I’m pleased with myself today. I adapted.
John Derbyshire posed the problem:
…from Dr. Peter Winkler at the National Museum of Mathematics.
A box contains nine billiard balls numbered 1 through 9. You repeat the following ten times: reach blindly into the box, pick out a random ball, note its number, and throw the ball back in the box.
What is the probability that the sum of the numbers of the balls you picked is even?
Now, I’ve actually solved one or two of The Derb’s math puzzles, and one memorable time I actually beat him to the solution. But the vast majority of the time I can’t even begin to figure out how to set up the problem, and I lose interest quickly. I have a decent high-school level of math, nothing more.

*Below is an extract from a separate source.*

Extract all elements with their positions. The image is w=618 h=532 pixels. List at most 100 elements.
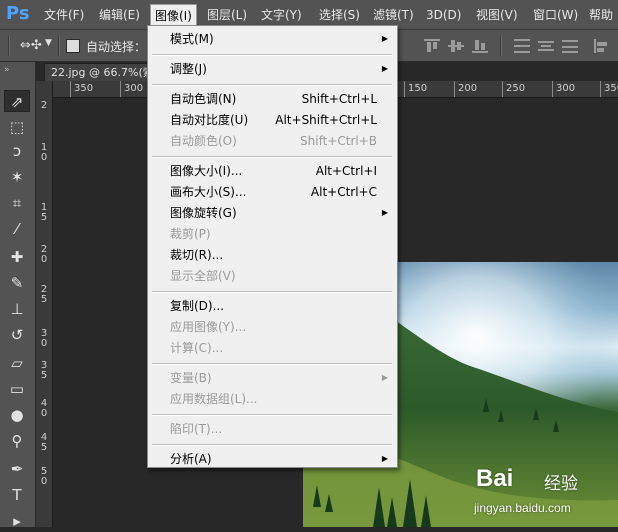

But every once in a while one of these brain-teasers takes my acute interest. This one with the billiard balls somehow snagged me. I give up where I think calculus notation is coming in. But this one looked to be algebraically solvable. Complex algebra, but algebra.
I didn’t know exactly how to calculate cumulative odds in iterated trials. So I whispered those crazy words into a search engine and got this:
Two out of three of the formulas they show involve calculus notation, but there’s one, the one with the factorials, that’s algebraic. I tried to sand some of the rust off my Python, and here’s what I came up with:
The probability of 1 odd balls in 10 trials is 0.00375910824777
The probability of 2 odd balls in 10 trials is 0.0211449838937
The probability of 3 odd balls in 10 trials is 0.0704832796457
The probability of 4 odd balls in 10 trials is 0.154182174225
The probability of 5 odd balls in 10 trials is 0.231273261338
The probability of 6 odd balls in 10 trials is 0.240909647227
The probability of 7 odd balls in 10 trials is 0.172078319448
The probability of 8 odd balls in 10 trials is 0.080661712241
The probability of 9 odd balls in 10 trials is 0.0224060311781
Total of all probabilities: 0.996898517443
Total of all probabilities with an odd number of odd balls: 0.499999999857
What is the probability that the sum of the numbers of the balls you picked is even? 50 percent. Counterintuitive since the odd balls outnumber the even, but then an odd cancels out an odd and not the other way around.
There is some hilarious, and probably simple, proof of how this specific case works.